Inspired by the Sam & Cat Magic ATM skit, we cast offkey, a tool for converting audio into replicable passwords and hashes for authentication and security sturdier than the knock spell! Popular tunes and songs can be easier to remember than strings of passwords, and offkey provides a solution to help prevent that pesky annoyance of forgetting your password. Offkey is valuable for authenticating voices over phone calls for important transactions for example, and helps assist elder community members and those with poor memory use their passwords, as music and sound are easy to recall.
Our backend is written in Python and we use Django for our frontend from JavaScript, HTML, and CSS code. We make use of the SciPy, NumPy, and Librosa libraries in Python, and offkey.tech is our domain name (pending registration). We have some tests using SpeechBrain but offkey ultimately does not use it. As for the actual model, the accuracy score combines the differences in values between multiple tests through a trained pytorch model with around 145 parameters through multiple layers. These parameters were essentially weights of different features. We can define a difference between two waves through the L2 norm, where we take the FFT of each wave to split it into its constituent sine waves. Then, we add up their coefficients' squares and take the square root. One of the more important features in our model was MFCC, which converts linear differences in the L2 norm to a more logarithmic scale, which emphasizes smaller frequencies, which human speech tends to clump into. Our model consisted of many more features similar to this.
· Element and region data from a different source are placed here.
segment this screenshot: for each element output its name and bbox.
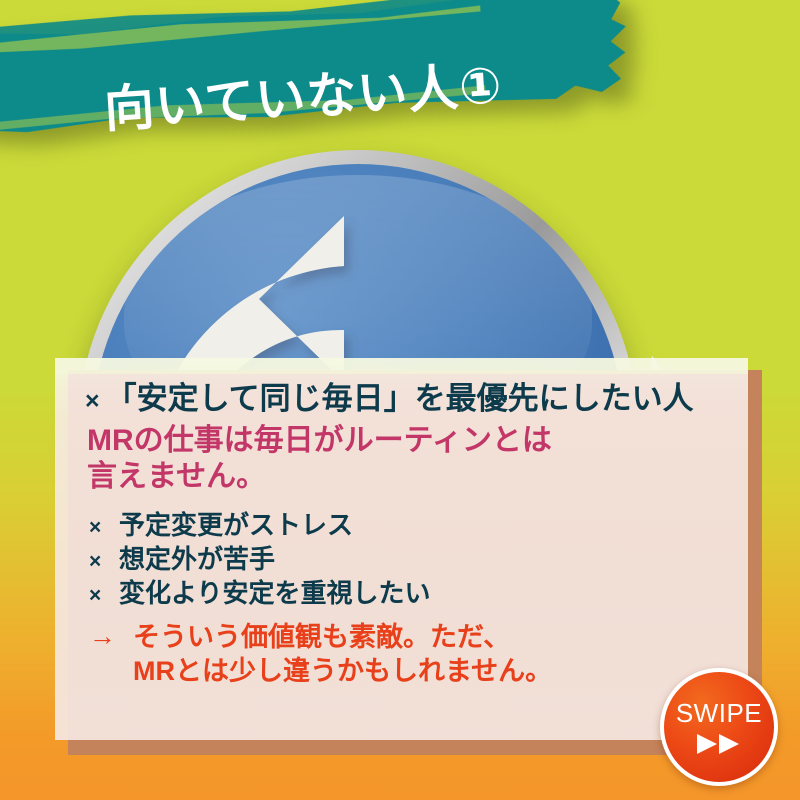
- bullet-text: 予定変更がストレス: [119, 508, 353, 542]
- card-headline: ×「安定して同じ毎日」を最優先にしたい人: [85, 382, 722, 417]
- bullet-x-marker: ×: [89, 582, 119, 610]
- right-arrow-icon: →: [89, 620, 133, 652]
- conclusion-line-2: MRとは少し違うかもしれません。: [133, 654, 552, 688]
- card-lead: MRの仕事は毎日がルーティンとは 言えません。: [87, 423, 722, 496]
- list-item: × 想定外が苦手: [89, 542, 722, 576]
- slide-canvas: 向いていない人① ×「安定して同じ毎日」を最優先にしたい人 MRの仕事は毎日がル…: [0, 0, 800, 800]
- conclusion-text: そういう価値観も素敵。ただ、 MRとは少し違うかもしれません。: [133, 620, 552, 688]
- list-item: × 変化より安定を重視したい: [89, 576, 722, 610]
- lead-line-2: 言えません。: [87, 459, 722, 496]
- bullet-text: 想定外が苦手: [119, 542, 275, 576]
- headline-text: 「安定して同じ毎日」を最優先にしたい人: [106, 381, 694, 416]
- bullet-list: × 予定変更がストレス × 想定外が苦手 × 変化より安定を重視したい: [89, 508, 722, 610]
- content-card: ×「安定して同じ毎日」を最優先にしたい人 MRの仕事は毎日がルーティンとは 言え…: [55, 358, 748, 740]
- conclusion-block: → そういう価値観も素敵。ただ、 MRとは少し違うかもしれません。: [89, 620, 722, 688]
- bullet-x-marker: ×: [89, 514, 119, 542]
- bullet-text: 変化より安定を重視したい: [119, 576, 430, 610]
- card-top-highlight: [55, 358, 748, 374]
- lead-line-1: MRの仕事は毎日がルーティンとは: [87, 423, 722, 460]
- list-item: × 予定変更がストレス: [89, 508, 722, 542]
- conclusion-line-1: そういう価値観も素敵。ただ、: [133, 620, 552, 654]
- fast-forward-icon: [696, 733, 742, 755]
- bullet-x-marker: ×: [89, 548, 119, 576]
- swipe-label: SWIPE: [676, 700, 762, 726]
- swipe-button[interactable]: SWIPE: [660, 668, 778, 786]
- headline-x-marker: ×: [85, 387, 100, 415]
Determining a solid metric and method for reliably classifying the audio took up most of our time. Factors that made this challenging include accounting for the time domain, understanding how to determine a voice different from another, and accounting for minute differences that could result in an entirely different hash. We explored methods including the Fast Fourier Transform, Mel-Frequency Cepstral Coefficients, and deep learning models with PyTorch. We landed on a traditional method using the Fast Fourier Transform for its relative computational efficiency and scalability, conducting a parameter space search to find an optimal configuration for determining suitable audio clips. The problem with this parameterization is that human voice tends to be hard to characterize. Most factors either only help differentiate either the human speaker or what the speaker is saying. This motivated the implementation described in the "How we built it" section, which combined multiple factors together in a model to create an accurate comparison.